Grand Prismatic Spring, the largest hot spring at Yellowstone National Park in the US. Credit: Frank Kovalchek (CC BY)
Chemists have shown how ribonucleic acid (RNA) and amino acids can spontaneously come together to synthesise proteins, a key component of life, in conditions which could have occurred on early Earth.
The findings provide new clues to how life may have first emerged billions of years ago.
“There are numerous problems to overcome before we can fully elucidate the origin of life, but the most challenging and exciting remains the origins of protein synthesis,” says Matthew Powner, a professor at University College London (UCL), UK, and senior author of the study.
“Life relies on the ability to synthesise proteins – they are life’s key functional molecules.
“Life today uses an immensely complex molecular machine, the ribosome, to synthesise proteins.
“This machine requires chemical instructions written in messenger RNA, which carries a gene’s sequence from a cell’s DNA to the ribosome.
“The ribosome then, like a factory assembly line, reads this RNA and links together amino acids, one by one, to create a protein.
“We have achieved the first part of that complex process, using very simple chemistry in water at neutral pH to link amino acids to RNA. The chemistry is spontaneous, selective and could have occurred on the early Earth.”
This process of amino acid activation began with amino acids reacting with a sulphur-bearing compound called pantetheine to form thioesters – a high-energy compound involved in many biochemical processes.
“Our study unites 2 prominent origin-of-life theories – the ‘RNA world’, where self-replicating RNA is proposed to be fundamental, and the ‘thioester world’, in which thioesters are seen as the energy source for the earliest forms of life,” explains Powner.
Next, they showed that RNA sequences could spontaneously bind to specific amino acids to synthesise peptides without the need for a ribosome.
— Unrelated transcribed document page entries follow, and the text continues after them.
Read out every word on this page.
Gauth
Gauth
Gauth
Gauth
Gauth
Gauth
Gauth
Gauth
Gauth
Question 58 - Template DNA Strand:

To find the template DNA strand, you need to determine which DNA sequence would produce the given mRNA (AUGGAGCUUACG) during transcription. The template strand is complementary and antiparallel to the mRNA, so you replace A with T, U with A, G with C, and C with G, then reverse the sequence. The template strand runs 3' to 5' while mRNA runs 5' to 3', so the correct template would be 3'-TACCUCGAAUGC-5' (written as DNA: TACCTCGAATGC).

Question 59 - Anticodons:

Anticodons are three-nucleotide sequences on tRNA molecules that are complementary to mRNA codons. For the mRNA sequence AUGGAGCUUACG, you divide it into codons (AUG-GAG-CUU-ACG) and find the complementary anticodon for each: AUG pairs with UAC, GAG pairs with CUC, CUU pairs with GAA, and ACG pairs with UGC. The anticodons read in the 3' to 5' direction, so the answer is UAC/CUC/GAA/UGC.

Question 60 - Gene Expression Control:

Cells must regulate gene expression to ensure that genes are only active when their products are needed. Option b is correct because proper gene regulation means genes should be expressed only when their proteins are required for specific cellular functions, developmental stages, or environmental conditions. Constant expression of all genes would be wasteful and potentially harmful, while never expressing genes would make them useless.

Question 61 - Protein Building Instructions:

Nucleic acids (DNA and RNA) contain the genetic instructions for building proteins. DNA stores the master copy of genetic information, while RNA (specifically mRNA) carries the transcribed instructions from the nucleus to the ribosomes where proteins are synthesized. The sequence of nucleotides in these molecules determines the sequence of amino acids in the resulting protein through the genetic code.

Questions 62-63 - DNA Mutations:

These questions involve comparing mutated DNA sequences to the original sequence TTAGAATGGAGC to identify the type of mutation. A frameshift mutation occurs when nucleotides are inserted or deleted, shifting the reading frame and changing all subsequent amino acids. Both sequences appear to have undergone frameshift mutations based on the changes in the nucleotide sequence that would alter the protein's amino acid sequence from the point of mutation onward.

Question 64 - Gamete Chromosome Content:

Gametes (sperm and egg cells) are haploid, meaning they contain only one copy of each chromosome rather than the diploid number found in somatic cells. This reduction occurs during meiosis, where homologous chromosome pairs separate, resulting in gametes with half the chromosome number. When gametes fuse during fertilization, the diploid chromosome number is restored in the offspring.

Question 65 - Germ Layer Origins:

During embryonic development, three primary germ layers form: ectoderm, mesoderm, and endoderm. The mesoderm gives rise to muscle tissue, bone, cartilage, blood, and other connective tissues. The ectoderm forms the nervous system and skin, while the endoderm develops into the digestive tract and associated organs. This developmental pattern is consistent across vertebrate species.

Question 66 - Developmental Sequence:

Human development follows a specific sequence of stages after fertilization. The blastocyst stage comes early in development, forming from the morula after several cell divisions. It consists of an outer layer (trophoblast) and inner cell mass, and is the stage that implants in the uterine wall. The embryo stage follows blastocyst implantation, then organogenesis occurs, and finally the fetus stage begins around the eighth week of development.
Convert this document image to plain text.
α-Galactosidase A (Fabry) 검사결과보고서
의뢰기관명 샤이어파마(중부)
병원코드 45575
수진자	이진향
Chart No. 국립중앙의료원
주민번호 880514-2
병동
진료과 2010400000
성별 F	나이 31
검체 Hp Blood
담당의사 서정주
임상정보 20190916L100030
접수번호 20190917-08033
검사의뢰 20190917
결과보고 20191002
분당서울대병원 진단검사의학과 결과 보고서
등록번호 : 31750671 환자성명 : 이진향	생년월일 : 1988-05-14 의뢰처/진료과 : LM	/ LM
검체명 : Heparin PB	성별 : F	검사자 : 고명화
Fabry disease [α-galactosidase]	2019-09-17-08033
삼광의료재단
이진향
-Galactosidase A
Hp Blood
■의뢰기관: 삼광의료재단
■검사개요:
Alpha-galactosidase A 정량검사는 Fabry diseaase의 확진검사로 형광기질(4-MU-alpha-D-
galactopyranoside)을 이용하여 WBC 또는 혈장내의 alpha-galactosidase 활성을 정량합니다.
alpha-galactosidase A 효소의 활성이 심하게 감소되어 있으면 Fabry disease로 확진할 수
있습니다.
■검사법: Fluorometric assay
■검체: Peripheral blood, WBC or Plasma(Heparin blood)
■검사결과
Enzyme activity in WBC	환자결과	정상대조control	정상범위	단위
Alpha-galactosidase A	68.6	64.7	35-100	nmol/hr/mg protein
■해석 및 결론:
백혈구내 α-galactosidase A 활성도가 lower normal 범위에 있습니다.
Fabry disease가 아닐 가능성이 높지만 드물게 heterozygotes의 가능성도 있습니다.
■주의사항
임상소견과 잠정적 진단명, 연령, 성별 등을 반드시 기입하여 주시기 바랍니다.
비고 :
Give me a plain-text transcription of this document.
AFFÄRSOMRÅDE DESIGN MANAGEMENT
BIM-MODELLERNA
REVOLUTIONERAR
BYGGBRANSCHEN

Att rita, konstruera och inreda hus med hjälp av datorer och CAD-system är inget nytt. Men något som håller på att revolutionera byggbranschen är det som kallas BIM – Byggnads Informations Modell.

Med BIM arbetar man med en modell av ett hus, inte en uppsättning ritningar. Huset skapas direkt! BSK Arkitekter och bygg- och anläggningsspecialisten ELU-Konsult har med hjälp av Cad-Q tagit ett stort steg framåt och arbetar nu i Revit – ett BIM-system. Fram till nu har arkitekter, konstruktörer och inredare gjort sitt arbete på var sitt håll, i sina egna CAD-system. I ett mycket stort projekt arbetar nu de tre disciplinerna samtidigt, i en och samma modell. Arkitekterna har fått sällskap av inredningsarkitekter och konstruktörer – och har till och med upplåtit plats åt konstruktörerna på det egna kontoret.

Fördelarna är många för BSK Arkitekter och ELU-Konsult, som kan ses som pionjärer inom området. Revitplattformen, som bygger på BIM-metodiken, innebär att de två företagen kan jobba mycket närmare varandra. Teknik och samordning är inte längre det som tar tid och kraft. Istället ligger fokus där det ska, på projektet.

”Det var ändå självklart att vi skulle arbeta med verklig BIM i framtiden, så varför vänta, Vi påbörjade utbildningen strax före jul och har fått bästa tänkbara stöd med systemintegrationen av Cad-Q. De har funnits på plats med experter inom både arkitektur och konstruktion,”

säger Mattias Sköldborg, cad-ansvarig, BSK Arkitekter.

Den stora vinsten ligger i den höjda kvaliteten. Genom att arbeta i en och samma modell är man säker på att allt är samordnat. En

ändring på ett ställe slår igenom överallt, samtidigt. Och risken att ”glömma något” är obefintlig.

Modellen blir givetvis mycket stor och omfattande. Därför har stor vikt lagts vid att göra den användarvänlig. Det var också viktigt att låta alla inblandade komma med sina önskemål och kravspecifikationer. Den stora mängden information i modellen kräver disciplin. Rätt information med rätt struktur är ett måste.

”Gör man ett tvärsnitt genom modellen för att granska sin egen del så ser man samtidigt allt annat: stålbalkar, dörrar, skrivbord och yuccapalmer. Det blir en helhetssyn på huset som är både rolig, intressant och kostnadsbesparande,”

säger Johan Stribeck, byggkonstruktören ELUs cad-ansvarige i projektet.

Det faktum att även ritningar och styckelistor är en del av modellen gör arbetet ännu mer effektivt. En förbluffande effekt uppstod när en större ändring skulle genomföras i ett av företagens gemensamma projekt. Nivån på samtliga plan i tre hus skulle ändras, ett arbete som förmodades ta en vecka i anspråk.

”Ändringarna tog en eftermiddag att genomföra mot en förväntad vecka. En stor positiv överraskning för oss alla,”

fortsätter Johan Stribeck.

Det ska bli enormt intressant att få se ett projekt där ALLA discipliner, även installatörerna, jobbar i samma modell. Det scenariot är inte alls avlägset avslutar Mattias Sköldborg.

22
Lead author Dr Jyoti Singh, also from UCL Chemistry, says their study demonstrates how 2 primordial chemical LEGO pieces (activated amino acids and RNA) could have built peptides, short chains of amino acids that are essential to life.
In this way, RNA on an ancient Earth could have begun to encode instructions for protein synthesis.
“What is particularly groundbreaking is that the activated amino acid used in this study is a thioester, a type of molecule made from Coenzyme A, a chemical found in all living cells. This discovery could potentially link metabolism, the genetic code and protein building.”